「輪島を伝えていこうと思う…」 救えなかった家族 再出発の日迎えた父 神奈川で飲食店再開
かつて輪島市で飲食店を営んでいた男性が避難先の神奈川県で10日、店を再開させました。男性は地震で妻と娘を亡くしていますが、それでも再出発を決めた思いとは。オープン当日に密着しました。
「おめでとうございます。乾杯!」
10日、神奈川県川崎市にオープンした飲食店「わじまんま」。
わじまんま店主 楠 健二さん:
「嬉しいだろうけどね、本当は。素直には喜べないよね。
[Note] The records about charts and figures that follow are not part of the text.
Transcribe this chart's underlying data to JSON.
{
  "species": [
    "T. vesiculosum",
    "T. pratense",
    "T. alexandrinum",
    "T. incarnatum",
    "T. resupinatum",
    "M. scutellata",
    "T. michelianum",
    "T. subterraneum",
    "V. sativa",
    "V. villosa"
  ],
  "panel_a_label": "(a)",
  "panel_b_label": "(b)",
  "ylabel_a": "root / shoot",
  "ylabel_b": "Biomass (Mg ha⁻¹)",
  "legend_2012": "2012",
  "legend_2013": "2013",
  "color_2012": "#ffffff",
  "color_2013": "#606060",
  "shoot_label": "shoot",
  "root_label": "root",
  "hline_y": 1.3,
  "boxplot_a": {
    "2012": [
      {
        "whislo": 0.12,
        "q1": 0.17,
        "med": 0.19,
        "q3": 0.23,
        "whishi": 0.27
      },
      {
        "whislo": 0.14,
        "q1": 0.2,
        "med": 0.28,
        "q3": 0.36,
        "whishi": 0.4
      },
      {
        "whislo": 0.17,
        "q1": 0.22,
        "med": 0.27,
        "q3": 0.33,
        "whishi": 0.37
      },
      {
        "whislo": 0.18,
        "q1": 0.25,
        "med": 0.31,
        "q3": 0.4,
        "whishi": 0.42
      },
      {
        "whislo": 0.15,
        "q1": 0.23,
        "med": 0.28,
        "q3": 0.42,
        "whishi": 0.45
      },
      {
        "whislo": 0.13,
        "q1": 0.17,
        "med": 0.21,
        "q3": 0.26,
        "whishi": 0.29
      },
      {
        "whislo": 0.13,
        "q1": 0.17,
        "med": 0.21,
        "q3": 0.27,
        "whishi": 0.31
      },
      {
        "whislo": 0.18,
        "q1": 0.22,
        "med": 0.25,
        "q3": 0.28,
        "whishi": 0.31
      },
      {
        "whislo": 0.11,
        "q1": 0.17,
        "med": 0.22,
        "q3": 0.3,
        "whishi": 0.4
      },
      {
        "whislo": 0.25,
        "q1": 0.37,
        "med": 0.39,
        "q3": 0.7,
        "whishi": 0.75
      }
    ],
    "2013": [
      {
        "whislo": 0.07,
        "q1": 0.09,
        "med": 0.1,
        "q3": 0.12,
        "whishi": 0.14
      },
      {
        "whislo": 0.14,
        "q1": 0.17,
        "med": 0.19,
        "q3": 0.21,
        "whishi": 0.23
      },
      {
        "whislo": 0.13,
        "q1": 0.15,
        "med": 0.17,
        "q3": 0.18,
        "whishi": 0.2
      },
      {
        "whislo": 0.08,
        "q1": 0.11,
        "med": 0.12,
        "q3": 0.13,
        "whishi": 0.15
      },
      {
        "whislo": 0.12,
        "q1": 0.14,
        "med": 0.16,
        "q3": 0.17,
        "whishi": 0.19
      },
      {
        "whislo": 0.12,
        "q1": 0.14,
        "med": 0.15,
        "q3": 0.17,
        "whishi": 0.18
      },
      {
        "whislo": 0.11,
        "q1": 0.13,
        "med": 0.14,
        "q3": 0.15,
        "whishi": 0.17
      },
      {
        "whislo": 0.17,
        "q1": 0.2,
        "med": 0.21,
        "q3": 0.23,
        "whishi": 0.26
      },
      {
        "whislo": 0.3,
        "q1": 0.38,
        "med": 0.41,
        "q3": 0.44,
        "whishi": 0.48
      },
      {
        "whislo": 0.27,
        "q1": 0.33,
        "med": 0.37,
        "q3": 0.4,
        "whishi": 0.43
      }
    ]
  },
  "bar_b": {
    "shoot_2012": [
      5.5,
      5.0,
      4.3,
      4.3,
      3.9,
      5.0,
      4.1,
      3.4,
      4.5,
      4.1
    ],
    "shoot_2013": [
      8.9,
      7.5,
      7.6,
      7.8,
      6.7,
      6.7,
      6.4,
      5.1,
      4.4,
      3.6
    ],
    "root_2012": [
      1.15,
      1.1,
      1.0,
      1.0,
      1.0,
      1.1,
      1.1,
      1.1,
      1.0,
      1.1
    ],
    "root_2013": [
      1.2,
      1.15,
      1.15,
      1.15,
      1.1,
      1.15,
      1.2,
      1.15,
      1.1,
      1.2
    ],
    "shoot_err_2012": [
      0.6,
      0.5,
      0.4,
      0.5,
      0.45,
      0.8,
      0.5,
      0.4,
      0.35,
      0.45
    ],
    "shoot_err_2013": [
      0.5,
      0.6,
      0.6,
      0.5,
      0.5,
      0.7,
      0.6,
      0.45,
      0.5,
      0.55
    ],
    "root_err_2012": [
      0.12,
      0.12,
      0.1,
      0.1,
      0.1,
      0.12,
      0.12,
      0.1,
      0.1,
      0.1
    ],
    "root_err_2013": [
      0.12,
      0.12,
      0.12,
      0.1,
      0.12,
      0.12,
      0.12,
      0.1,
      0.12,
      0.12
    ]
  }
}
でも来てくれたから一生懸命出すだけで」
輪島市に住んでいた店主の楠 健二さんは、元日の地震で妻・由香利さんと長女の珠蘭さんを亡くしました。
わじまんま店主 楠 健二さん:
「うちの(妻)とお姉ちゃんどこ行った?って言ったら奥で挟まれてて、脚を切ろうとしたの。最初、娘のね。切れるか?それ?切れてたら助かってたよ。ここから切れば生涯不自由だけど助かってたの。できる?それ?俺はできねえよ。それは。引っぱたいたこともないんだよ。そんなことを自分の娘の脚を切るなんて言ったら。それはできないことでさ」
地震の前に営んでいた輪島の店は倒壊したビルに押しつぶされ、5か月経った今も、当時と変わっていません。それでも楠さんはかつて家族で暮らしていた川崎で再スタートを切ることにしました。
再出発の日は、「6月10日」でした。
わじまんま店主 楠 健二さん:
「輪島のわじまんまが2018年6月10日にオープンした。必ず6月10日にしようって決めてた。何かあるかなと思って、何かがね」
4月末から開店に向けた準備を続けてきた楠さん、メニューはほとんど輪島の店と同じ。日本酒や魚も能登から揃え、食器もがれきの下から救い出してきました。そして、午後5時半。
「いらっしゃいませ!」
「おめでとうございます!」
オープンと同時に続々と訪れるお客さん。
「すごく雰囲気があって行きたくなります。輪島に」
「日本酒との相性ばっちり」
大半が楠さんの再出発を応援しようときた人たちでした。
「(ボランティアで)輪島に行ったときに被災したお店も見ているので尚更応援したいなと思って、輪島の被災したお店のところに再建するまでずっと応援して寄り添っていきたいと思います」
長女・珠蘭さんの担任:
「お父さんの長女さんを(中学時代)3年間担任してて、お父ちゃん頑張ってるぞって…そう伝えたいですね」
わじまんま店主 楠 健二さん:
「先生は見ただけで泣いちゃうよね。全部思い出しちゃうからさ」
看板には「復興中」の文字。
わじまんま店主 楠 健二さん:
「俺も復興しなきゃいけないじゃん。ここでさ、現在進行形なので…より多くの人が輪島をなんでもいいので助けてくれたらいいかなと」
「輪島を伝えていこうと思う。一日でも早くしないとどんどん遅れていっちゃうし、でも戻すには人の力が必要。こっちから少しずつ発信していこうと」
楠さんはこの先も店に立ち続けます。